引言
需求背景: ETL离线作业,需要实时监控运行状况,由于调度工具是Azkaban,故同步获取其后台配置库Mysql;本文为第二步:flink-cdc监控execution_jobs表,实时获取作业运行状况,关联第一步处理的projects广播变量,组装信息—— projectName、flowName、jobName、status、startTime、endTime
功能部件
flink-cdc-connector + Mysql + flink Table Api
实现逻辑
- 利用flink-connector,实现cdc元数据库execution_jobs表,获取作业实时运行情况;
- 筛选指定的字段,将TableStream转化为DataStream,并封装样例类;
- join广播变量,获取projectName;
前提准备
- 确保Mysql库,开启binlong并设置为ROW格式; (off:关闭; on:开启)
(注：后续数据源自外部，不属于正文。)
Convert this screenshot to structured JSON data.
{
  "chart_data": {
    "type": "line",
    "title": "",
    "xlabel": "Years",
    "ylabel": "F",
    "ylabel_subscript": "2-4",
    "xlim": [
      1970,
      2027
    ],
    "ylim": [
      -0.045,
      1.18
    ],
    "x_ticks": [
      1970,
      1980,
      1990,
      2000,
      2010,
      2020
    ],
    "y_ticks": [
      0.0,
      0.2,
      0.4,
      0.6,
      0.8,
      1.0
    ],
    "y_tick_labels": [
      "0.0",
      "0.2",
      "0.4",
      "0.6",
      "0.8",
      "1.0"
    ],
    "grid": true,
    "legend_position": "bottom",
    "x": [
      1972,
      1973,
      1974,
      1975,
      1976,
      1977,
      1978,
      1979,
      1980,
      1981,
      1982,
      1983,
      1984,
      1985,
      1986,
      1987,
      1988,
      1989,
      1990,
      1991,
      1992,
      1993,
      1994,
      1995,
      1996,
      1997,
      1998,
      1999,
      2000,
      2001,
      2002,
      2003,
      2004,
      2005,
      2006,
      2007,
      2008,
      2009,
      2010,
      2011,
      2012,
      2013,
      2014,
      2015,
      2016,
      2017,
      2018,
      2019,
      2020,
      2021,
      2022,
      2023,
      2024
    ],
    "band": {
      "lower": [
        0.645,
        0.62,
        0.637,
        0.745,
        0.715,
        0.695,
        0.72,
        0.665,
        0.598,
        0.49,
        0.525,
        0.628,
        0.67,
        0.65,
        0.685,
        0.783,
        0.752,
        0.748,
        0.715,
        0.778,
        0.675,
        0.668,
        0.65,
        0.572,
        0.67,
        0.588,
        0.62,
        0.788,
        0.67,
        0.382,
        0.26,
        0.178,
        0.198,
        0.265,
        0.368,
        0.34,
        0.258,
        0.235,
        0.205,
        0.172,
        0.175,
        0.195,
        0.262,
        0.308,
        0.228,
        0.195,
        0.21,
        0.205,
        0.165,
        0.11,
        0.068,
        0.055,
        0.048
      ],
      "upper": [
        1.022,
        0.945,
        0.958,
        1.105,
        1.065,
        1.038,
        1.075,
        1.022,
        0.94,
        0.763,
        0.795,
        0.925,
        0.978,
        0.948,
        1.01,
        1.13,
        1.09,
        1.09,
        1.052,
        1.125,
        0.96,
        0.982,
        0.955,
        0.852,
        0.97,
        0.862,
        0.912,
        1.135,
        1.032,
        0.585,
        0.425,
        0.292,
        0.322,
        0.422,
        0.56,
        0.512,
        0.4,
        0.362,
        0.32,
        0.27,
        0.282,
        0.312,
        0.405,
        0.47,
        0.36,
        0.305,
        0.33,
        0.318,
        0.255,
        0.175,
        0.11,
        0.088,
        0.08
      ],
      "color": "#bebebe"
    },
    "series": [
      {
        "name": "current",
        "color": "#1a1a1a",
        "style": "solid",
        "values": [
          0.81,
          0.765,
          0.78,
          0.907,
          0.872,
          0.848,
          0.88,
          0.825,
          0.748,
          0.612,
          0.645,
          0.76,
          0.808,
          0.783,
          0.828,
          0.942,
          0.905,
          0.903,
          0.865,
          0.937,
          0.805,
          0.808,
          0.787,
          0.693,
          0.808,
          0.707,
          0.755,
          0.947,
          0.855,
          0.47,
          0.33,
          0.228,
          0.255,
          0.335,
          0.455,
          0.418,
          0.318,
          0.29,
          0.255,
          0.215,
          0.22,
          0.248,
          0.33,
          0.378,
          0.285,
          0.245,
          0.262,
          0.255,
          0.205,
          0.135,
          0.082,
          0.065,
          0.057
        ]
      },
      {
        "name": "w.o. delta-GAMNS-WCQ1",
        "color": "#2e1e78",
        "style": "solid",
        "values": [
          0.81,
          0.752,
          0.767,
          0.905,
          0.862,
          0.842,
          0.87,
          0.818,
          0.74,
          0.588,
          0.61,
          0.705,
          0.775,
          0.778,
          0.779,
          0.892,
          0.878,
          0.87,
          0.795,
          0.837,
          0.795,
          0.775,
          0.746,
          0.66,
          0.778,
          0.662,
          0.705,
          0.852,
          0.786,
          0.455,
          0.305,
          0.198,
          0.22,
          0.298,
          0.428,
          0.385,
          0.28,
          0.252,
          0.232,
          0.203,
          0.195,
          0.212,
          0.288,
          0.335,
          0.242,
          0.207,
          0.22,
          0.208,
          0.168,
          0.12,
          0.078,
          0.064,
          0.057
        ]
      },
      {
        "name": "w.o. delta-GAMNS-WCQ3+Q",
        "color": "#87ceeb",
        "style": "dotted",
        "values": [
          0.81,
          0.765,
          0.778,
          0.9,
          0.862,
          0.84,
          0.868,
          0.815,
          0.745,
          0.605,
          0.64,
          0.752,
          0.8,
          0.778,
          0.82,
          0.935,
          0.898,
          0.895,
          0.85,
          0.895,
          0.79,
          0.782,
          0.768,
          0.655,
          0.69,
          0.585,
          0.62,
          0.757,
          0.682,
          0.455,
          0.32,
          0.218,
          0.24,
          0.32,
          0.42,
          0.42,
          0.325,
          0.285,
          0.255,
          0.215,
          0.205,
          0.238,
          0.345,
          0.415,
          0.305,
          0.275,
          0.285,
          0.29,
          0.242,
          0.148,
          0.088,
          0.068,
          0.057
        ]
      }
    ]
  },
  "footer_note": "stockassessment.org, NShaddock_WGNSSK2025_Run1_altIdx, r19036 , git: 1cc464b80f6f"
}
SHOW VARIABLES LIKE 'log_bin';
- 创建cdc对应的用户
-- create user
CREATE USER 'flink_cdc'@'localhost' IDENTIFIED BY 'password';
-- grant user
GRANT SELECT, RELOAD, SHOW DATABASES, REPLICATION SLAVE, REPLICATION CLIENT ON *.* TO 'flink_cdc' IDENTIFIED BY 'password';
-- flush
FLUSH PRIVILEGES;
实现Demo
- 创建结果样例类
object Domain {
case class ExecutionJobs(
project_node: String,
project_id: String,
flow_name: String,
job_name: String,
active_status: String,
create_time: String,
update_time: String,
event_time: String
)
case class ProjectsClass(
project_id: String,
project_name: String,
project_desc: String,
create_time: String,
update_time: String
)
case class UpsertNeo4j(
project_node: String,
project_name: String,
flow_name: String,
job_name: String,
active_status: String,
create_time: String,
update_time: String
)
}
- flink-cdc实现 TableApi
import com.haierubic.bigdata.dataflow.models.Domain.ExecutionJobs
import com.haierubic.bigdata.dataflow.models.Sentence
import com.haierubic.bigdata.dataflow.utils.ConfigParse
import org.apache.flink.table.api.bridge.scala.StreamTableEnvironment
import org.apache.flink.streaming.api.scala._
/**
* flink-cdc azkaban-mysql 元数据库获取工程运行情况
* created by moun
*
* @FAQ:
* 1. 使用flink-cdc-mysql 1.1.0版本;
* 2. flink-cdc-mysql: scan.startup.mode 参数不起作用; --替换为:'debezium.snapshot.mode' = 'schema_only'
*/
object ChangeDataCapture extends Sentence {
def genUpdateNeo4jInfo(tEnv: StreamTableEnvironment) = {
val azkHost: String = ConfigParse.getString("db.azkaban.host")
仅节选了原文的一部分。